Pub vaccine passports not British - Sir Keir Starmer

PA Media A woman serving a pint in a pub in Haworth, West YorkshirePA Media

The use of so-called vaccine passports to decide whether people can enter pubs would go against the "British instinct", Sir Keir Starmer has said.

The Labour leader told the Daily Telegraph it would be "wrong in principle" to ask landlords to check customers' Covid jab certificates.

A government review is looking at whether this system could help to reopen the economy in England.

Discussions have been taking place across the devolved nations.

Under the government's four-step plan to ease England's lockdown, legal limits on social contact could be lifted by 21 June, if strict conditions are met.
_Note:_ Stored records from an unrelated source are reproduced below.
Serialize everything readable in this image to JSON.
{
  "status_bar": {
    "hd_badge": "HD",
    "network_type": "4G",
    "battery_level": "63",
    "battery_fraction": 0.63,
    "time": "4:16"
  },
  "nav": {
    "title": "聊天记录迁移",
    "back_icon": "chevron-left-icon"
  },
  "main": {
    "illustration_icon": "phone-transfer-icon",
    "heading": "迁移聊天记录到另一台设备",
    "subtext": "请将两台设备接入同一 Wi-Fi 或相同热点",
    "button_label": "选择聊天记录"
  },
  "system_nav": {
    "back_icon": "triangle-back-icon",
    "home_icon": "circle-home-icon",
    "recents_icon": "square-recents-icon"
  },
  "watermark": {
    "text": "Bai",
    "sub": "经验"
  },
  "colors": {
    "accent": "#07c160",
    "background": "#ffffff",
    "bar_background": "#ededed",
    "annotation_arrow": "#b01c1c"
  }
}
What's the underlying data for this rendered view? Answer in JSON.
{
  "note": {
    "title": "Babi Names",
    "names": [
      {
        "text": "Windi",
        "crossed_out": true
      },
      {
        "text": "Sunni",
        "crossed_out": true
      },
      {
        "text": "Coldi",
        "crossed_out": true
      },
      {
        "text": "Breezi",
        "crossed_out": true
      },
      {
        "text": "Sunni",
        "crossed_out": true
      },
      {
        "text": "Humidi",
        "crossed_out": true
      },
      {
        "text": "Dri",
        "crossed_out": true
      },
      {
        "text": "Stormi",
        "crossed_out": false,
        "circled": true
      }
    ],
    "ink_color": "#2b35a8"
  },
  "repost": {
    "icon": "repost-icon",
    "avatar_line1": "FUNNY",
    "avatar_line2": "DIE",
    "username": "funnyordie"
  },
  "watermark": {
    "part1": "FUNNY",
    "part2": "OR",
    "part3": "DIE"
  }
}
But the prime minister has suggested pub-goers could be asked to provide a vaccine certificate, after all adults have been offered a jab by the end of July.

Currently, anyone who gets an injection receives a vaccination card and the details go on to their medical records.

The "passport" could mean the information being added to the NHS app, allowing mobile phone users to prove to publicans that they have received their injections.

'Really difficult'

But Sir Keir said: "My instinct is that… [if] we get the virus properly under control, the death rates are near zero, hospital admissions very, very low, that the British instinct in those circumstances will be against vaccine passports.

"I think that this idea that we sort of outsource this to individual landlords is just wrong in principle."

He added that "this is really difficult and I'm not going to pretend there's a clear black and white, yes-no easy answer on this".

But Labour would look at any government proposals before deciding whether to oppose them, he said.

Reuters PubReuters
Pubs around the UK are currently closed

Liberal Democrat leader Sir Ed Davey said the government seemed "utterly incapable of making its mind up on Covid certificates", adding: "This latest wheeze is the worst of all worlds."

"As well as burdening struggling pubs with extra cost, the idea that businesses can voluntarily bar certain customers, who may not even have been offered a vaccine, is deeply illiberal," he said.

Pub industry representatives accused the government of "backsliding" over plans to allow venues to reopen.

In a joint statement, UK Hospitality, the British Beer and Pub Association and the British Institute of Innkeeping warned that vaccine passports could prevent "millions" of young people who have not received their jabs visiting the pub "for months".

Downing Street said an ongoing review was looking at how testing or vaccination could be used to play a role in opening the economy, and would consider the ethical, privacy, legal and operational aspects.

The prime minister will give an update on the Covid situation on Monday.